Operators remain divided on the prospects of an LTE global roaming ecosystem after a leading Wifi operator rejected the idea that it could operate successfully.

With the increasing uptake of LTE 4G technologies globally, operators have begun to promote the idea of LTE roaming between continents and include the advantages of LTE roaming in data tariffs.

Steve Livingston, SVP of carrier development at Wifi company iPass, said that despite all the hype surrounding the initiative, “operators constantly give vague answers on how 4G roaming will work”.

He told Capacity: “The challenge for 4G roaming lies in the fact that different countries will run the network over different spectrums. Once a network finds it is operating on different spectrums it will revert back to 3G connectivity, which defeats the purpose in a sense.”

Livingston voiced his concerns for US roamers, particularly if they were, for example, travelling to Europe.

The US operates on several different bands, including 700MHz, 800MHz, 1700MHz and 1950MHz, while many European countries are in the process of auctioning 900MHz, 1800MHz and 2100MHz. Livingston argues, that with consumers largely oblivious to which bands they are accessing, it is highly unlikely they will turn on data roaming.

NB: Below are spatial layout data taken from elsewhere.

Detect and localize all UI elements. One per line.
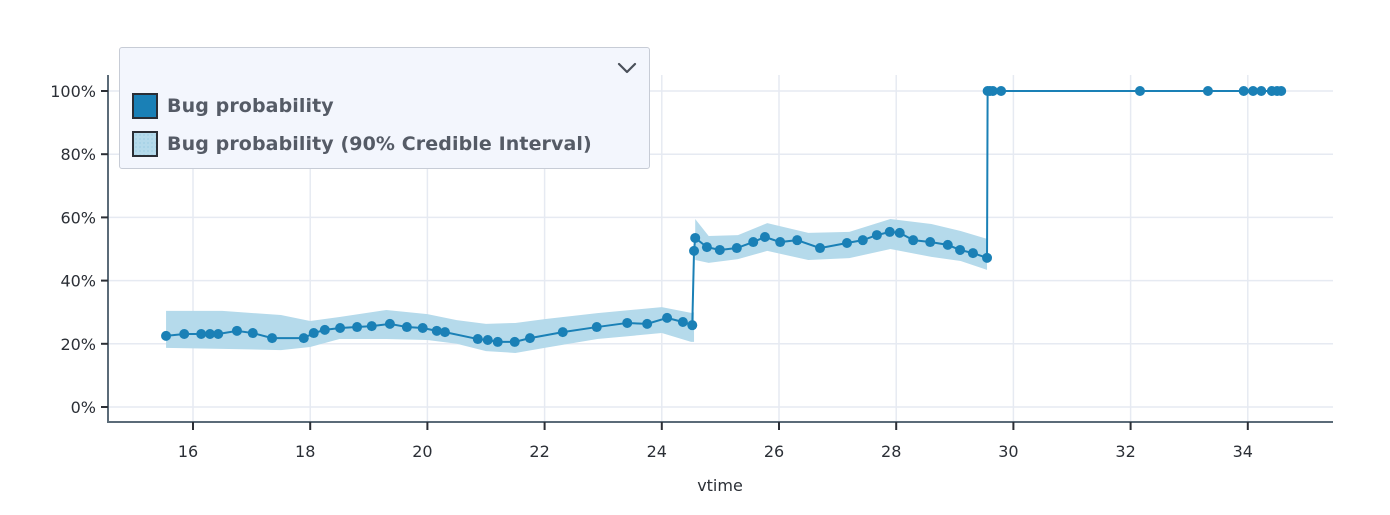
data-point bbox=[894, 227, 905, 238]
data-point bbox=[748, 237, 759, 248]
data-point bbox=[982, 252, 993, 263]
data-point bbox=[731, 243, 742, 254]
data-point bbox=[871, 230, 882, 241]
data-point bbox=[231, 325, 242, 336]
data-point bbox=[204, 329, 215, 340]
y-tick-label: 80% bbox=[60, 145, 96, 164]
x-tick-label: 30 bbox=[998, 442, 1018, 461]
data-point bbox=[841, 237, 852, 248]
legend-item-bug-probability[interactable]: Bug probability bbox=[132, 92, 334, 120]
data-point bbox=[1276, 86, 1287, 96]
data-point bbox=[335, 323, 346, 333]
legend-swatch-line bbox=[132, 93, 158, 119]
data-point bbox=[179, 329, 190, 340]
data-point bbox=[690, 232, 701, 243]
data-point bbox=[622, 317, 633, 328]
data-point bbox=[689, 245, 700, 256]
data-point bbox=[857, 235, 868, 246]
data-point bbox=[591, 322, 602, 333]
data-point bbox=[319, 324, 330, 335]
legend-swatch-band bbox=[132, 131, 158, 157]
legend-item-credible-interval[interactable]: Bug probability (90% Credible Interval) bbox=[132, 130, 592, 158]
data-point bbox=[417, 323, 428, 333]
data-point bbox=[298, 333, 309, 344]
data-point bbox=[677, 316, 688, 327]
data-point bbox=[352, 322, 363, 333]
data-point bbox=[815, 243, 826, 254]
data-point bbox=[925, 237, 936, 248]
data-point bbox=[759, 231, 770, 242]
data-point bbox=[267, 333, 278, 344]
data-point bbox=[196, 329, 207, 340]
data-point bbox=[1202, 86, 1213, 96]
data-point bbox=[401, 322, 412, 333]
data-point bbox=[792, 235, 803, 246]
data-point bbox=[1256, 86, 1267, 96]
y-tick-label: 20% bbox=[60, 335, 96, 354]
data-point bbox=[509, 336, 520, 347]
data-point bbox=[524, 333, 535, 344]
data-point bbox=[439, 327, 450, 338]
y-tick-label: 0% bbox=[71, 398, 96, 417]
data-point bbox=[884, 226, 895, 237]
data-point bbox=[431, 325, 442, 336]
x-tick-label: 32 bbox=[1115, 442, 1135, 461]
y-tick-label: 60% bbox=[60, 208, 96, 227]
chevron-down-icon bbox=[617, 62, 637, 74]
x-tick-label: 34 bbox=[1233, 442, 1253, 461]
data-point bbox=[701, 242, 712, 253]
data-point bbox=[687, 320, 698, 331]
y-tick-label: 100% bbox=[50, 82, 96, 101]
data-point bbox=[384, 318, 395, 329]
data-point bbox=[472, 334, 483, 345]
data-point bbox=[492, 336, 503, 347]
data-point bbox=[161, 330, 172, 341]
data-point bbox=[967, 248, 978, 259]
data-point bbox=[662, 312, 673, 323]
axes: 0% 20% 40% 60% 80% 100% 16 18 20 22 24 26 28 30 32 34 bbox=[50, 75, 1333, 461]
data-point bbox=[996, 86, 1007, 96]
data-point bbox=[955, 244, 966, 255]
x-tick-label: 28 bbox=[881, 442, 901, 461]
data-point bbox=[557, 327, 568, 338]
data-point bbox=[247, 328, 258, 339]
legend-label: Bug probability bbox=[167, 95, 334, 117]
data-point bbox=[642, 318, 653, 329]
data-point bbox=[366, 321, 377, 332]
data-point bbox=[1134, 86, 1145, 96]
x-tick-label: 18 bbox=[295, 442, 315, 461]
data-point bbox=[1238, 86, 1249, 96]
data-point bbox=[714, 244, 725, 255]
data-point bbox=[213, 329, 224, 340]
legend[interactable]: Bug probability Bug probability (90% Cre… bbox=[119, 47, 650, 169]
x-tick-label: 26 bbox=[764, 442, 784, 461]
x-tick-label: 24 bbox=[647, 442, 667, 461]
x-axis-title: vtime bbox=[697, 476, 743, 495]
legend-toggle-button[interactable] bbox=[615, 58, 639, 78]
data-point bbox=[908, 235, 919, 246]
data-point bbox=[482, 335, 493, 346]
data-point bbox=[308, 328, 319, 339]
data-point bbox=[942, 239, 953, 250]
legend-label: Bug probability (90% Credible Interval) bbox=[167, 133, 592, 155]
x-tick-label: 22 bbox=[529, 442, 549, 461]
data-markers bbox=[161, 86, 1287, 347]
x-tick-label: 16 bbox=[178, 442, 198, 461]
x-tick-label: 20 bbox=[412, 442, 432, 461]
y-tick-label: 40% bbox=[60, 272, 96, 291]
data-point bbox=[775, 237, 786, 248]
data-point bbox=[987, 86, 998, 96]
data-point bbox=[1248, 86, 1259, 96]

Despite Livingston’s concerns, Tim Sherwood, Tata’s VP of mobile segment strategy and development, believes that the situation has the potential to be resolved through the increasing capacity of smartphones. “We believe this will be worked out over time and we see it as a domestic market opportunity to create more capacity for smartphone users that are accessing applications that are IP-based,” he said.

With European adoption occurring a lot slower than the US and Asia, Sherwood did concede that it will take up to three years for these issues to be addressed, which may make operators think twice before marketing 4G LTE roaming.

“Solving the challenges around spectrum and interoperability for different frequencies needs to occur at handset level, and this can take a substantial amount of time.” Ken Stewart, CTO at TE Connectivity added: “With similar devices operating in the major markets, it lies with handsets to accommodate different spectrum capability in different bands.